Purification and Characterization of an Extracellular β-Xylosidase of Termitomyces clypeatus

Abstract

Termitomyces clypeatus liberated β-xylosidase (EC 3.2.1.37) optimally in xylan medium but poorly in cellulose medium. The enzyme activity reached 5–6% of that of xylanase liberated in xylan medium. The culture filtrate enzyme, purified 5-fold by ammonium sulfate precipitation, BioGel P-200, and DEAE-Sephadex anion exchange chromatographies at pH 5.0, was homogeneous (190 kDa) in polyacrylamide gel electrophoresis (PAGE) and in high-performance gel permeation liquid chromatography (HPGPLC) but contained high amounts of cellobiase and sucrase and gave multiple protein bands in SDS-PAGE (SDS = sodium dodecyl sulfate) . The aggregate was subsequently resolved by DEAE−anion exchange chromatography at pH 6.0 into a number of β-xylosidase fractions with decreasing sucrase contents.

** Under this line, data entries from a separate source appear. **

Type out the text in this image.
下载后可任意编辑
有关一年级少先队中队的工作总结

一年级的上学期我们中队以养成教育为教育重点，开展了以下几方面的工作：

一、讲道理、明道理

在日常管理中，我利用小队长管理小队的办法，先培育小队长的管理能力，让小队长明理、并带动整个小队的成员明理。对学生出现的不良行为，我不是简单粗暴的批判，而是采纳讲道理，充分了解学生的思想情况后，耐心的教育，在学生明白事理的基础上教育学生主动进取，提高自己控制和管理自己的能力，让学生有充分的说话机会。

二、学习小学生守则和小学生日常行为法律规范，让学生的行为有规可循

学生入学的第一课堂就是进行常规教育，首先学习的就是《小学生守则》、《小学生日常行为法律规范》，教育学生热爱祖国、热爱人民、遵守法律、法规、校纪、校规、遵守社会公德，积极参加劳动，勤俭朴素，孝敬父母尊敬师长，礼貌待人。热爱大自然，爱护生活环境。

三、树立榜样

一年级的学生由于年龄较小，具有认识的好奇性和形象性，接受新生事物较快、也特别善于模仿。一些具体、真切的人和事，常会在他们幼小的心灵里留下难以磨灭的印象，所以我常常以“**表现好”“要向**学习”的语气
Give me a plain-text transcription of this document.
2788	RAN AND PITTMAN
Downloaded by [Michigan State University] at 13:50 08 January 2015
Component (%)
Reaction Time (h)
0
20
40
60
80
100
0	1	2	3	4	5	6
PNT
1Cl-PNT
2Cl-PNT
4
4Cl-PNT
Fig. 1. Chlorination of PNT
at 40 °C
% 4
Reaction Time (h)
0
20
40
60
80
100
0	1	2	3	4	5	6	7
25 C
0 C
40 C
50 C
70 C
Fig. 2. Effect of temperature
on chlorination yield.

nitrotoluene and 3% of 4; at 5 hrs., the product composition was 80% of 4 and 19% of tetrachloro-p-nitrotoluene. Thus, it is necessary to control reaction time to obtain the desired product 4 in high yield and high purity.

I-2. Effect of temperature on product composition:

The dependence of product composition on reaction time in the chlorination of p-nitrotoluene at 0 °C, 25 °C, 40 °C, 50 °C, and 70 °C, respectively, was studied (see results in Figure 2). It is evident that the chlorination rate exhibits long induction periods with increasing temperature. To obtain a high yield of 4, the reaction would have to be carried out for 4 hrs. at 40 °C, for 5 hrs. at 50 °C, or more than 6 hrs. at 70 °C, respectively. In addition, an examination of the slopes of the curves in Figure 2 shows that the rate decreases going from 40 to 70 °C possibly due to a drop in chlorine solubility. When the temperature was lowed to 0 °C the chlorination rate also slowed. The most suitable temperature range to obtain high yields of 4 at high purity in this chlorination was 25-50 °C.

The sucrase free β-xylosidase fraction was subsequently purified to 55.6-fold by hydrophobic interaction chromatography on a phenyl−sepharose column. The enzyme was a homogeneous 94 kDa protein, both in SDS−PAGE and HPGPLC. The physicochemical properties of the enzyme were similar to those of other fungal β-xylosidases, and the enzyme had no unrelated glycosidase activities. The purified (94 kDa) and aggregated forms (190 kDa) of β-xylosidase had the same pH optima (5.0), temperature optima (60 °C), substrate specificities, and sensitivities toward end product inhibition by xylose or to the actions of SDS, urea, and guanidine hydrochloride. But aggregated enzyme was reasonably stable in the pH and temperature ranges where purified enzyme was completely inactive. The protein−protein aggregation appeared to confer additional stability to the β-xylosidase toward extracellular denaturing conditions.